Kibera is the largest slum in Nairobi, and the largest urban slum in Africa. It means forest in Nubian, but it has been a long time since there were any trees to be found here. Located 5 kilometers from the city center, it is divided into a number of villages, including Kianda, Soweto East, Makina and Mashimoni. Most of its residents lack access to basic services such as electricity and running water.

One of the odd things about Kibera is that no one knows how many people actually live there. It all depends on who you as and how that person defines the area. UN-Habitat has released several estimations, ranging between 350,000 and 1 million people. According to Mike Davis, a well-known expert on urban slums, Kibera has a population of about 800,000 people.

Life in Kibera is hard and dangerous: most of the residents live earn less than $1.00 per day, and unemployment rates are high. Cases of assault and rape are common, 1/5th of the population of Kibera lives with HIV and at least 50,000 children are orphaned by AIDS. Clean water is scarce and diseases caused by poor hygiene are many.  A great majority of people living in the slum lack access to healthcare.

Hygiene and Sanitation

Kibera is basically a very densely populated muddy hillside without basic amenities, through which a rank little stream trickles, so it is dirty. The slum is contaminated with human and animal waste, due to the open sewage system and the "flying toilets". Flying toilets are what people call the tattered plastic bags that the people do their business in, and then fling out of their homes at night. This is not to say that there are no public toilets in Kibera, but they oftentimes are too dangerous to use at night. Heaps of trash are set on fire, and / or being eaten by goats.


Most of Kibera looks the same: wooden shacks about 2 x 3 meters, topped with a corrugated iron roof. There are no paved streets. The Uganda Railway Line passes through the middle of the neighborhood. Kibera has a railway station, but most residents use buses and matatus to reach the city center, or walk for 2 hours.

Kibera is very accessible, due to the train line and the beltway around Nairobi city center being in such close proximity. And during the day there is so much activity it is actually well worth taking a look. There are genuine Kibera tours, run by people who will show you what living in the slums is really like (the Dutch-Kenyan organization Kibera Tours is a well-respected one - ). Don’t wear your best shoes, and leave your jewelry at home. The tour calls Kibera the friendliest slum, and the city of hope. These descriptions may be accurate, but do not stay in Kibera after dark: at night it gets truly dangerous.


About 20 to 25% of Kibera has electricity. There are blackouts every day, because being connected by only 5 official transformers, the area is severely underserved. The ratio of transformers to people is about 1 : 20,000. In the rest of the greater Nairobi area, this ratio is closer to 1 : 1,000.

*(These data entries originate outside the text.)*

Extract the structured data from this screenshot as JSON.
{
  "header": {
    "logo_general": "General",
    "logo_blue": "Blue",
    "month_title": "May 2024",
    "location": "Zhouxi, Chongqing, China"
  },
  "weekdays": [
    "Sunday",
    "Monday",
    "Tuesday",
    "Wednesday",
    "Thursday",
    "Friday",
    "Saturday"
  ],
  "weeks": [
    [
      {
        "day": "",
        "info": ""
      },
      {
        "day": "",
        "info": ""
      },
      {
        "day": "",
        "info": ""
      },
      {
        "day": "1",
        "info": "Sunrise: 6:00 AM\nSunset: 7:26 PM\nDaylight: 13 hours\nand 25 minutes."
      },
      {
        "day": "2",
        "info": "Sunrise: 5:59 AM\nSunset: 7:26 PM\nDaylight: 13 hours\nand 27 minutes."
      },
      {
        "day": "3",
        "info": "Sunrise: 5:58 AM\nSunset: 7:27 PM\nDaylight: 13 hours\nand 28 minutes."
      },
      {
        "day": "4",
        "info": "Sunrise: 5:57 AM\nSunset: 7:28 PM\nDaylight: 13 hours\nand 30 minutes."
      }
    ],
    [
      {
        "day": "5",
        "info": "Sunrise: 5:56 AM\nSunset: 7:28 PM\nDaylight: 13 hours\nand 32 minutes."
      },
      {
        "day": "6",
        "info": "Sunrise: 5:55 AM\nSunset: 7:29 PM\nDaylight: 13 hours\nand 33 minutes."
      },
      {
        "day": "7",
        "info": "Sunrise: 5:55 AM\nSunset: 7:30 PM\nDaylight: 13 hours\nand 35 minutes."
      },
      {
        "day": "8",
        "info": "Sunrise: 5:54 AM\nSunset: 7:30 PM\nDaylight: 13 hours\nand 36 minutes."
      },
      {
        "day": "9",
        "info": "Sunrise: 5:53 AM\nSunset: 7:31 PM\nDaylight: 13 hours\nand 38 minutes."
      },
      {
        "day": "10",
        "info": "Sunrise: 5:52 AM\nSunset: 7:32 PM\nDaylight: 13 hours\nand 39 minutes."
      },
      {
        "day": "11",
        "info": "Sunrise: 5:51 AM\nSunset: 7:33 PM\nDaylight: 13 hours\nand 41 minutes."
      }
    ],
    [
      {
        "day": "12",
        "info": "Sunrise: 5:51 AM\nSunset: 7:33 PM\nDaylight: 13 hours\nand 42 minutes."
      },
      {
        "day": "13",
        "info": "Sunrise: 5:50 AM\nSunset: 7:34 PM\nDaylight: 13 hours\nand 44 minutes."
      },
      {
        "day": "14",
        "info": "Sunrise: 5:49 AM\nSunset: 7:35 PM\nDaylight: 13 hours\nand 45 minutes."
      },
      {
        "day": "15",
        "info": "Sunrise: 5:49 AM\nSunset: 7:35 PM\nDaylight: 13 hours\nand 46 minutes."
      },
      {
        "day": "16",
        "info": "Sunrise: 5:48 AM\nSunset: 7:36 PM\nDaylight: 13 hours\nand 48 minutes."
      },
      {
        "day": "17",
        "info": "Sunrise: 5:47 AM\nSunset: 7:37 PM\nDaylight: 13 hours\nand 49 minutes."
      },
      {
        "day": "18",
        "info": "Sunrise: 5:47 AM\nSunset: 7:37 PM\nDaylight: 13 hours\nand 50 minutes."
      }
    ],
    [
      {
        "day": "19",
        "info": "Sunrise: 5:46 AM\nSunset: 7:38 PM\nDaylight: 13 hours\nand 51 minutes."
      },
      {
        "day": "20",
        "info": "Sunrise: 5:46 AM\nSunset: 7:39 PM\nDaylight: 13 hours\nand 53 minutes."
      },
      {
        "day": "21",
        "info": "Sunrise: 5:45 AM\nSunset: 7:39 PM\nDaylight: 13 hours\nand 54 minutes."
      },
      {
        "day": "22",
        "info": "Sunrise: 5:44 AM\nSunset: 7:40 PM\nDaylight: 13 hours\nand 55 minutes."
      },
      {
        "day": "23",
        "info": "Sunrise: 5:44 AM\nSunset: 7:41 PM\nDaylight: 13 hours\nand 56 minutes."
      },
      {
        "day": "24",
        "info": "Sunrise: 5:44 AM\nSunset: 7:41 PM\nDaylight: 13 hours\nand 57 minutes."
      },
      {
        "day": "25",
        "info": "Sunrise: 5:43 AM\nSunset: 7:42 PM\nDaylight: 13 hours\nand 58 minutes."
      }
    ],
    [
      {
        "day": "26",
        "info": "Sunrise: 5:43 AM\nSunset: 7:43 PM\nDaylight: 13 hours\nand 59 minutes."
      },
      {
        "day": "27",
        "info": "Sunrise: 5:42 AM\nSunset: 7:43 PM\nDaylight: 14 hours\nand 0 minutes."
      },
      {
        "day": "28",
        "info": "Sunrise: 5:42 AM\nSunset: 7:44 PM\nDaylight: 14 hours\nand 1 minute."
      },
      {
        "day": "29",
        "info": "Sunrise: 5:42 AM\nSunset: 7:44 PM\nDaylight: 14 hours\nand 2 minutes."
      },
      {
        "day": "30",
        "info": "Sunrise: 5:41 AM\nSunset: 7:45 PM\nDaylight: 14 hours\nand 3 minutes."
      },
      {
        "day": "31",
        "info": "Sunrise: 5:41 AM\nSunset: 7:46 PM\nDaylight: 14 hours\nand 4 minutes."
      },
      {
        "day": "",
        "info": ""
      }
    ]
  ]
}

UN-Habitat is in the process of providing energy to certain parts of Kibera, including connection to houses, placing security lights and street lighting, but the cost of 900 KeS per shack is unaffordable for most people. The prohibitive costs of legal electricity has given rise to an illegal architecture of live wires strung across wood and metal poles protruding from rooftops. Many of the wires are placed there by cartels or entrepeneurial locals, who steal electricity directly from The Kenya Power and Lightening Company’s transformers, others set up by people who legally buy electricity and then share, for a fee, with their neighbors.

The cartels and locals in the business of stealing power often have a KPLC connection, whether it is a paid-off electrician or being former employees. They make sure that legal connections come with loose wires before the meter, and from there they transport the power via repurposed telephone wires to their customers, who they charge flat rates between 250 and 400 KeS. The open wires are far below safety standards, often short out and cause electrical fires: paper- and wood-walled homes lined with exposed wiring are a recipe for accidents, but these are taken as acceptable risks when the situation is all one can afford.

Surprisingly, it’s not just customers who accepts the business. The KPLC’s maintenance crew understands the people in Kibera are poor and need power too. They don't see the illegal side business as particularly damaging. In recent years, KPLC has even approached the cartels as potential partners, but what they would be adding to the experience is questionable, since replacing all the illegal wiring would be cost ineffective. According to the KPLC, the amount of stolen energy is negligible - less than 1% of total energy, in a grid which has a 12% margin of inherent inefficiency. Their offer of cooperation would therefore likely only be to make it legal. Service wouldn't change.